A&E suspends production after Dog’s racial slur
Nov 01, 2007 by Ian Evans
Duane “Dog” Chapman, star of A&E’s Dog the Bounty Hunter, is in the doghouse with the cable network after the National Enquirer released audio of a phone conversation where the 54-year-old repeatedly used the N-word.
Chapman apologized for the comments made in a phone conversation with his son Tucker, where he used the word in reference to his son’s black girlfriend. In one part of the recording Chapman says that, “I’m not going to take a chance ever in life of losing everything I’ve worked for 30 years because some (expletive) ****** heard us say ‘******’ and turned us into the Enquirer magazine.”
Duane Chapman apologized for the tirade and released a statement where he said that he had the “…utmost respect and aloha for black people who have suffered so much due to racial discrimination and acts of hatred. I did not mean to add yet another slap in the face to an entire race of people who have brought so many gifts to this world. I am ashamed of myself and I pledge to do whatever I can to repair this damage I have caused. My sincerest, heartfelt apologies go out to every person I have offended for my regrettable use of very inappropriate language. I am deeply disappointed in myself for speaking out of anger to my son and using such a hateful term in a private phone conversation.”

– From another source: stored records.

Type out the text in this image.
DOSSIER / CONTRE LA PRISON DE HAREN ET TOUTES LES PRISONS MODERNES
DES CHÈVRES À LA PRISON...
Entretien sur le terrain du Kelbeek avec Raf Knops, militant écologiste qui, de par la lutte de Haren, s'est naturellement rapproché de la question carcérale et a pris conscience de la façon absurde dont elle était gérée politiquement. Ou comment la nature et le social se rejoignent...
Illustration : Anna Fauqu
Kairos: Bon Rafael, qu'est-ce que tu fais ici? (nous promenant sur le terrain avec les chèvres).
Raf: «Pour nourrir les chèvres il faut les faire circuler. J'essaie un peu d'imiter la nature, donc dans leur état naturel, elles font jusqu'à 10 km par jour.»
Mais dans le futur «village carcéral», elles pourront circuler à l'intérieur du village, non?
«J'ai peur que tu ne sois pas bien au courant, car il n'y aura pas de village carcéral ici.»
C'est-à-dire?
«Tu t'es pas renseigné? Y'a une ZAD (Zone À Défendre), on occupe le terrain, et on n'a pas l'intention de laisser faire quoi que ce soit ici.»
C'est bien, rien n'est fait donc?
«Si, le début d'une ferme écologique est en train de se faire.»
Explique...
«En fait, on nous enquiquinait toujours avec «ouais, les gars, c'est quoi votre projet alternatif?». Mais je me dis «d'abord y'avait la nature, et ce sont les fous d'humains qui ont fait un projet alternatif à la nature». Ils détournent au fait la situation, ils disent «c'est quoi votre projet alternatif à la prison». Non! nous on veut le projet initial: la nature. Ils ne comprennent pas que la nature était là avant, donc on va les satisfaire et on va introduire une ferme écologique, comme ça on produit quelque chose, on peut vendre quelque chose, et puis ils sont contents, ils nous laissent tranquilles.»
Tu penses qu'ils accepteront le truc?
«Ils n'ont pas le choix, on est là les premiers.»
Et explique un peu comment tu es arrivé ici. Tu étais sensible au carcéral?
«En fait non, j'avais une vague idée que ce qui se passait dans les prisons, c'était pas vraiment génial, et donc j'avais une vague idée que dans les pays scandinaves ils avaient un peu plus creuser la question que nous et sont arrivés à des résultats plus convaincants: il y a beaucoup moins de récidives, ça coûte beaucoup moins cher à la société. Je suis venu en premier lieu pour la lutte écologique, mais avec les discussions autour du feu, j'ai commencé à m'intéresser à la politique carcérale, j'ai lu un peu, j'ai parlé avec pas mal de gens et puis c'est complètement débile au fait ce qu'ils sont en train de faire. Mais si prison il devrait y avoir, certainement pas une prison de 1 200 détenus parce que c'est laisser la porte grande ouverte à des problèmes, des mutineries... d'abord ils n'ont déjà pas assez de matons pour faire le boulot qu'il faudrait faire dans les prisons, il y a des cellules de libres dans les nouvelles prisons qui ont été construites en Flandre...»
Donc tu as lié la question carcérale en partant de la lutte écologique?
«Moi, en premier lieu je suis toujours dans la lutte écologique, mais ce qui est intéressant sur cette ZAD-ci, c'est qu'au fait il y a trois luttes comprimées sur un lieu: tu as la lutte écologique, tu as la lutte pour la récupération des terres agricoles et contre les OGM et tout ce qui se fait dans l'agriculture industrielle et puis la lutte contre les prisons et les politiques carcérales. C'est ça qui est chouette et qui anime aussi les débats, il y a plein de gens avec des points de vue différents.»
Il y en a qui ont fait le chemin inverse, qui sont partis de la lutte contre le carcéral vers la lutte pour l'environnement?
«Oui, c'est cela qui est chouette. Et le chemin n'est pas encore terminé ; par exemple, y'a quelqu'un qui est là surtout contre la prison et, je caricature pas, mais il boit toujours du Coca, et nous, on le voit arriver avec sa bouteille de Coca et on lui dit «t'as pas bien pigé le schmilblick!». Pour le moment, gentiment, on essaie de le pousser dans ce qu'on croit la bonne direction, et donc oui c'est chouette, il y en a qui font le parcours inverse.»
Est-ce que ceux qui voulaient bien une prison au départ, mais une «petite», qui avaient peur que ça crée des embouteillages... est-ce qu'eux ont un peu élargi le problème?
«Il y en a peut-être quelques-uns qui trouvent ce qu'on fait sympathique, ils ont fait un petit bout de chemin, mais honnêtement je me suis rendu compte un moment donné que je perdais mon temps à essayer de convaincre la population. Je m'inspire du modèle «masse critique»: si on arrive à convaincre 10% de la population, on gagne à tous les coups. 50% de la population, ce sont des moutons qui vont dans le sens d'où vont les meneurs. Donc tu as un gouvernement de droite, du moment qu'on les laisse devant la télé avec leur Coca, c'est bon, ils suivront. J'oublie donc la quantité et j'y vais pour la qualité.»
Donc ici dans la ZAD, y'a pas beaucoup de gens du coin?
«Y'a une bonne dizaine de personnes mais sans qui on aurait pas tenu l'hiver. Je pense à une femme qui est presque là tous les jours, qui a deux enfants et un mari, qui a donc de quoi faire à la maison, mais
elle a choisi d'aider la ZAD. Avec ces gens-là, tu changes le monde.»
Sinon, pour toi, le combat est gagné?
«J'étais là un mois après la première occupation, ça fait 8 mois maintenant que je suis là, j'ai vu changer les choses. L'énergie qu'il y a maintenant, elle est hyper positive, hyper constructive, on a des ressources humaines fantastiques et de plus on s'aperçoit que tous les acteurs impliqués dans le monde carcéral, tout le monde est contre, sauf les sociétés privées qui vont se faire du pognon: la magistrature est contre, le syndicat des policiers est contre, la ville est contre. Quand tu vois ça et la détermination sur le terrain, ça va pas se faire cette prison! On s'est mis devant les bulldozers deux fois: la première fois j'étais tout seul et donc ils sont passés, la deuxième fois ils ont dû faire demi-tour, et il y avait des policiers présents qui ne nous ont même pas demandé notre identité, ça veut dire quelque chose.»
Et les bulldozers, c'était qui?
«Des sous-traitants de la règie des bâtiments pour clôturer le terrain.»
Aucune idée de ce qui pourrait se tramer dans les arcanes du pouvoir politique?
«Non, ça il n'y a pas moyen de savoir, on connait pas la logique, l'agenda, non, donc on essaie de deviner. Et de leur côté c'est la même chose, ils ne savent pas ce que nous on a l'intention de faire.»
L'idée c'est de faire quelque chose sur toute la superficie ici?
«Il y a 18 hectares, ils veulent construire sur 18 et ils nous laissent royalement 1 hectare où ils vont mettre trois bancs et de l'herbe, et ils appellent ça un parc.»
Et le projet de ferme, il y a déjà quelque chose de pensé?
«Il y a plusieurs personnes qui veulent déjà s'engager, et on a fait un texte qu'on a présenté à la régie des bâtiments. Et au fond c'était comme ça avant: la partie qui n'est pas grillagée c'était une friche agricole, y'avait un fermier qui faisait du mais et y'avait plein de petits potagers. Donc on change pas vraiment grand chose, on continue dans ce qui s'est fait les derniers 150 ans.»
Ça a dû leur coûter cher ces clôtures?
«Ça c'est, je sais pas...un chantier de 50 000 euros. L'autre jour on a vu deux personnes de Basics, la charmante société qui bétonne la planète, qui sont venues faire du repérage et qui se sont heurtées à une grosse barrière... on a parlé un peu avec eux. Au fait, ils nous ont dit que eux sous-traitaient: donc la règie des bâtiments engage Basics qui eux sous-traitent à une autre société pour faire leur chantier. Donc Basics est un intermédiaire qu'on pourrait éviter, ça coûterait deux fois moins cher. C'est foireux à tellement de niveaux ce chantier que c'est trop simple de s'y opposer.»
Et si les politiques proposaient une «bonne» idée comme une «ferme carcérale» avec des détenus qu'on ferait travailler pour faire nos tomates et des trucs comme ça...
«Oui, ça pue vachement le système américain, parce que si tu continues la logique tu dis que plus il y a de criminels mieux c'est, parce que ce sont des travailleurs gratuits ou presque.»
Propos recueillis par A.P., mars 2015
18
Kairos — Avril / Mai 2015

Dog’s show, the highest-rated series on A&E, has had its production suspended while the network investigates the matter and decides what steps to take.
Chapman has already met with his spiritual adviser, Rev. Tim Storey, an African-American who performed Chapman’s wedding. He said he hopes to reach out to other black leaders and is already trying to arrange a meeting with Rev. Al Sharpton.